11. In so far as the other lending institutions are concerned, it has emerged from the proceedings from the court that the secured creditors representing 90.73 per cent. of the total debts have consented to the scheme. Greater Bombay Co-operative Bank Ltd. which represents 3.38 per cent. in value of the total outstandings abstained from voting. The report of the scrutinizer, dated June 13, 2006, has set out that more than 3/4th in value of the secured creditors of the company present at the meeting voted in favour of the scheme of compromise/arrangement. Even if, due consideration is given to the fact that the claim of Induslnd Bank Ltd. is asserted by the bank at Rs. 625.63 lakhs (as opposed to Rs. 409.53 lakhs as stated in the scheme of compromise/arrangement) that would not affect the question as to whether 3/4th in value of the secured creditors had affirmed the scheme. The regional director has appeared before the court through counsel to state that there is no objection to the scheme. Amongst the secured creditors, those who opted for the scheme are Industrial Bank of India, State Bank of India, State Bank of Hydarabad, Bank of India and Karnataka Bank Ltd. Those lending institutions have agreed to the scheme, having taken a considered decision in their commercial interest. The scheme contemplates various additional conditions. A monitoring committee has been constituted by a letter dated December 21, 2006. Amongst the conditions imposed is a condition to the effect that the company shall not dispose of any of its fixed assets without the permission of the lenders. Sale of assets will be carried out through an assets sale committee. The restructuring package is subject to annual review and the financial institutions have reserved to themselves the right to review the package and to stipulate additional conditions. The institutions have reserved the right to reset the interest rates after three years from the date of approval of the restructuring package and to seek recompense for their sacrifices in the event of a profitable financial position of the company.

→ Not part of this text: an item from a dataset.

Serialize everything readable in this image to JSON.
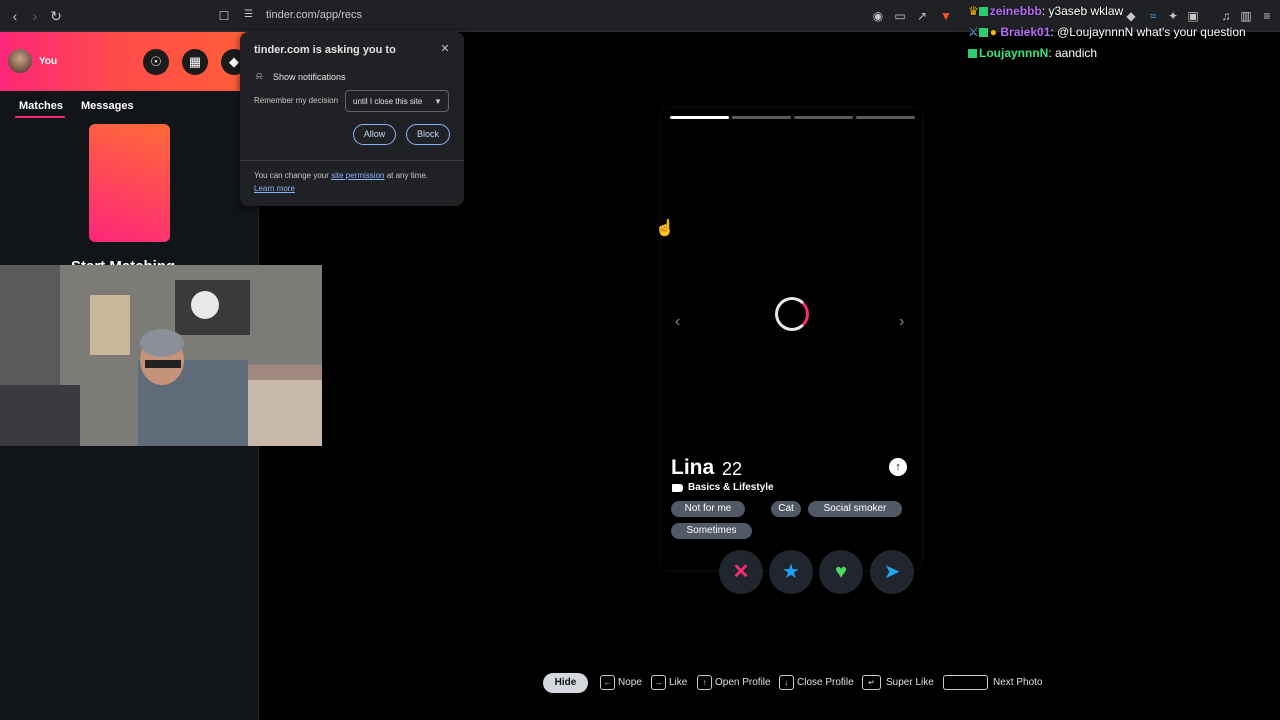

12. In these circumstances, having considered the fact that other lending institutions have taken a commercial decision in their own interests, there is no reason as to why the scheme should not be sanctioned, subject to the modification which has already been adverted to hereinabove, relating to the proceedings initiated before the Debts Recovery Tribunal for the recovery of the debt due to the Induslnd Bank.

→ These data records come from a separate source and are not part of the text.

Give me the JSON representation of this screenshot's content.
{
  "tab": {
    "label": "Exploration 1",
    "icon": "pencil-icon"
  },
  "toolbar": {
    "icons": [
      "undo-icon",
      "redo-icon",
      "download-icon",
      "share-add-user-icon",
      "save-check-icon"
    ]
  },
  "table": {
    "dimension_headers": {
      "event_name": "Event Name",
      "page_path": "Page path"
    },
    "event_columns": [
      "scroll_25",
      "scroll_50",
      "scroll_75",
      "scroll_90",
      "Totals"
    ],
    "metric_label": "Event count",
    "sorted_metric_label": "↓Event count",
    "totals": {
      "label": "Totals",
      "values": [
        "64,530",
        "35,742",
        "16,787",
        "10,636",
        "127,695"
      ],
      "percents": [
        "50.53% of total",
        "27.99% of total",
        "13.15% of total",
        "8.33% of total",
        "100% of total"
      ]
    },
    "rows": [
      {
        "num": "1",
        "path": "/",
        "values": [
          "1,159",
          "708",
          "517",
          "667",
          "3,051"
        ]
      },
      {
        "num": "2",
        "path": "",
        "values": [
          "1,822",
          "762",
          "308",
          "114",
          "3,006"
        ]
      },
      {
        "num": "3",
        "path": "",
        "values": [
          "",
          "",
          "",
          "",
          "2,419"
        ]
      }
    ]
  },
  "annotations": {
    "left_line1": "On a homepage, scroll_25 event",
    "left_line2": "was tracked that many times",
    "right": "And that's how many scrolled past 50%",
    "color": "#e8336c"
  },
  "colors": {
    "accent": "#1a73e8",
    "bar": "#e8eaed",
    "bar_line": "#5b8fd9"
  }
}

In the circumstances, the company petition is made absolute in terms of prayer Clause (a) subject to the following conditions:
1. The scheme as proposed shall stand modified by deleting from the scheme, any reference to Induslnd Bank Ltd., which has not accepted the scheme and has instituted proceedings before the Debts Recovery Tribunal for realisation of its dues.
2. In the event that the petitioner seeks to carry out any sale of assets under the scheme which would affect any securities of Induslnd Bank, prior notice of two weeks shall be furnished to the objectors Pegasus Assets Reconstruction Pvt. Ltd. in order to enable the objector to take appropriate steps to safe-guard their interest.
The company petition is deposed of accordingly.